Behind the violence is obviously another cause: poverty. Van Nie acknowledges this: “Mothers are often alone; they have two jobs, and they are hardly at home to look after their children. The poverty on this island is gigantic and kids are left to their own devices. If you want to achieve something and if you want to offer youngsters an alternative for a criminal career you will have to combat poverty.”
Van Nie says in the broadcast that there is a hard core of 10 to 15 youngsters that appear on the radar of the justice system every year. “They are left to their own devices in one-parent families where fathers are not taking their responsibility. What I see – and I find this shocking – is that robberies are committed here for relatively little gain, a couple of hundred dollars and sometimes less. But for that money youngsters are prepared to put a gun against somebody’s head.”
The camera crew did not only pay a visit to deprived neighborhoods, it also went to jewelers in Front Street and to the Catholic Church, where they found Rajesh Chintaman, a volunteer for the Bishop Ellis Foundation. Chintaman gave the crew another insight in poverty-levels in St. Maarten: “We are helping people mostly with food. Currently we are catering to 109 families – 341 people in total.”
Elsewhere the crew met with Jeston Gerrier, chairman of the Haitian community who pointed out that supermarkets and gas are expensive in St. Maarten and that salaries don’t keep up. “The minimum wage is 1,300 guilders, around 700 dollars. That is not much,” he said.
Beverly Bandon, at the day care center in Belvedere told the crew that her center caters to 180 children. Asked if there are enough of these centers on the island, she says after some thinking: “We probably need ten more.”

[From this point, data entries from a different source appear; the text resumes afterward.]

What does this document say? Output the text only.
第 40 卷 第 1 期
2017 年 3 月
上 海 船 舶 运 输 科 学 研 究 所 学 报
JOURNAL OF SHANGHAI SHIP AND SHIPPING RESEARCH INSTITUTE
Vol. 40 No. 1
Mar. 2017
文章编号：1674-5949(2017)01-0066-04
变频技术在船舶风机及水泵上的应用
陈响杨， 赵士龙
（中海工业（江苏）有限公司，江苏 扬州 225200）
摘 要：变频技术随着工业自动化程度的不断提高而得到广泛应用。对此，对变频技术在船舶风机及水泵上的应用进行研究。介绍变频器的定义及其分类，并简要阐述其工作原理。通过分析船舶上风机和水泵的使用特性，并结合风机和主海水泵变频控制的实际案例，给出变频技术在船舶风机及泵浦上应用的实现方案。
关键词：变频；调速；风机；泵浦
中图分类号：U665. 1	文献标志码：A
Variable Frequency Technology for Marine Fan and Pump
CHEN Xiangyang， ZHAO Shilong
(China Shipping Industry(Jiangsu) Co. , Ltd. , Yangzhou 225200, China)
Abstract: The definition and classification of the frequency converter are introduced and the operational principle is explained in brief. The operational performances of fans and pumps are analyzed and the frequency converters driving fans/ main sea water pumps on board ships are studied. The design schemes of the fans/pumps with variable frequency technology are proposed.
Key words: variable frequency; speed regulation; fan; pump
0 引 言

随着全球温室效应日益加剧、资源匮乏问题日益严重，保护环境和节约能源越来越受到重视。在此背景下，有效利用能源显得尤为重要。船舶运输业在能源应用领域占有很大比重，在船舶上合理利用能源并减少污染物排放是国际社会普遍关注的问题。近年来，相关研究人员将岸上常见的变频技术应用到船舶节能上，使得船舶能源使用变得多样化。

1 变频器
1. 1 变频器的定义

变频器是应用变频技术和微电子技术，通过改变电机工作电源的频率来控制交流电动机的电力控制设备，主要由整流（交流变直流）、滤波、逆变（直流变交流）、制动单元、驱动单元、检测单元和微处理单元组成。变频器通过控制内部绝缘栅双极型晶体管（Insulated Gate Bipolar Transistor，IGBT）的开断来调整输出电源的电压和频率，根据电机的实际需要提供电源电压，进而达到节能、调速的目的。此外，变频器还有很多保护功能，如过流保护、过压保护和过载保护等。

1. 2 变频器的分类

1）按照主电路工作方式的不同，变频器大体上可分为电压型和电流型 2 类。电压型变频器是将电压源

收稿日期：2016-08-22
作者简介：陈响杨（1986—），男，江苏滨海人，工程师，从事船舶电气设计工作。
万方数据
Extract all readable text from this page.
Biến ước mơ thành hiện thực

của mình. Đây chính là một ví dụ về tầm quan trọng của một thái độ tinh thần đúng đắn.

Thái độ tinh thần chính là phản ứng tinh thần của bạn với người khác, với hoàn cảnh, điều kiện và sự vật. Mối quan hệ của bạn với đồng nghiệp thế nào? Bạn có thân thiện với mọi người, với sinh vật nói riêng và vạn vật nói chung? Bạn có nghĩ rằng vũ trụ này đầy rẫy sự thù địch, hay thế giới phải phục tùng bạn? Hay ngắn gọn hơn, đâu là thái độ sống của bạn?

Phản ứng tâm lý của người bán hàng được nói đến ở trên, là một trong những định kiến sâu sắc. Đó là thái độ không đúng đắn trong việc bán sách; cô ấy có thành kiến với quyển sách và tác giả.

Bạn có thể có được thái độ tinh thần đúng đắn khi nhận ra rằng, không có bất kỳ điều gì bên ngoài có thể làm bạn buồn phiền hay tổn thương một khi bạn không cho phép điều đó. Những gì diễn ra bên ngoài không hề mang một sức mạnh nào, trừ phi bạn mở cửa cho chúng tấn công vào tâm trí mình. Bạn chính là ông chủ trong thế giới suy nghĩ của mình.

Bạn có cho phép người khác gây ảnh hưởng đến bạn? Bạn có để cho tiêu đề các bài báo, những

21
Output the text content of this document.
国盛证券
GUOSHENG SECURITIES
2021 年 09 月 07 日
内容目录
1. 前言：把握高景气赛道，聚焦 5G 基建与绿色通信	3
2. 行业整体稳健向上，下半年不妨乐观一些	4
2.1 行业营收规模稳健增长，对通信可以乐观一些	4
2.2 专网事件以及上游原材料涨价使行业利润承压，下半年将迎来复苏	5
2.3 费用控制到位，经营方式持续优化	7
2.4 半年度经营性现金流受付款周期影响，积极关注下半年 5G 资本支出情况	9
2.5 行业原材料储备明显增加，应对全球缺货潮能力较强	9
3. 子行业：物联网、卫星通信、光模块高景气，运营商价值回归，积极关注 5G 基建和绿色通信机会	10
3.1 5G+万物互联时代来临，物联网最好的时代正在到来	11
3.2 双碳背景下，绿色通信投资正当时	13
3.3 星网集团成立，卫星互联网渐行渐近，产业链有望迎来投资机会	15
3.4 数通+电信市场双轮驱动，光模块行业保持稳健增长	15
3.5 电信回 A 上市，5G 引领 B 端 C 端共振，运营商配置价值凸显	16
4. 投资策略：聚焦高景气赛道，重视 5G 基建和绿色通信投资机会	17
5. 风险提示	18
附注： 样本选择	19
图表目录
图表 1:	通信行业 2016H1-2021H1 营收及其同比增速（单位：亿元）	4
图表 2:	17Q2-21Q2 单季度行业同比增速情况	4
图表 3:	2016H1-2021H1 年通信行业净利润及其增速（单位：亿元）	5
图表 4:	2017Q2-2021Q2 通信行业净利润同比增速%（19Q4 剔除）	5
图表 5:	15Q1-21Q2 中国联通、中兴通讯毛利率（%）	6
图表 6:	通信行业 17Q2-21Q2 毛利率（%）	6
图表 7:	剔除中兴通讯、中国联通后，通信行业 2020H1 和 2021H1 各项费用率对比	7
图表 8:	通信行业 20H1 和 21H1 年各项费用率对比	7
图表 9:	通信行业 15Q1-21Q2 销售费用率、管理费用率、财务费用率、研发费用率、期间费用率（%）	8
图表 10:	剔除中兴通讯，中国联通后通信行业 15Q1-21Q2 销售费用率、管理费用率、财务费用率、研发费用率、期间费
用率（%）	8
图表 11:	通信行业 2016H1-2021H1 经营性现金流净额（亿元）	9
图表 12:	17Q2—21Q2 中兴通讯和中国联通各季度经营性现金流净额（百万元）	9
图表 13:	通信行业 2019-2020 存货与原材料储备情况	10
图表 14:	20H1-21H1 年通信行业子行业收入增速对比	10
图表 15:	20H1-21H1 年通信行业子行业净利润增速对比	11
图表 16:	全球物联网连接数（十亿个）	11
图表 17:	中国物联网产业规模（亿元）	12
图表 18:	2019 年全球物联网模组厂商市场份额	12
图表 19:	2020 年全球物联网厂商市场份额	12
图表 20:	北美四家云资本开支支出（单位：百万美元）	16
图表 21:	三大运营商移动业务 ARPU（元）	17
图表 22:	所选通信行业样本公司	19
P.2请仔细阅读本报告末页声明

Community police officer Helen Romeo is shown during a visit to Cindy’s roti place opposite El Capitan in Sucker Garden. “We have a lot of mothers with a lot of problems,” Romeo says on camera. “Sometimes they let their daughters prostitute themselves in the Seaman’s Club or El Capitan. Little girls from the age of twelve and up end up in these places. So far I have it under control; I know all the homes where it happens.”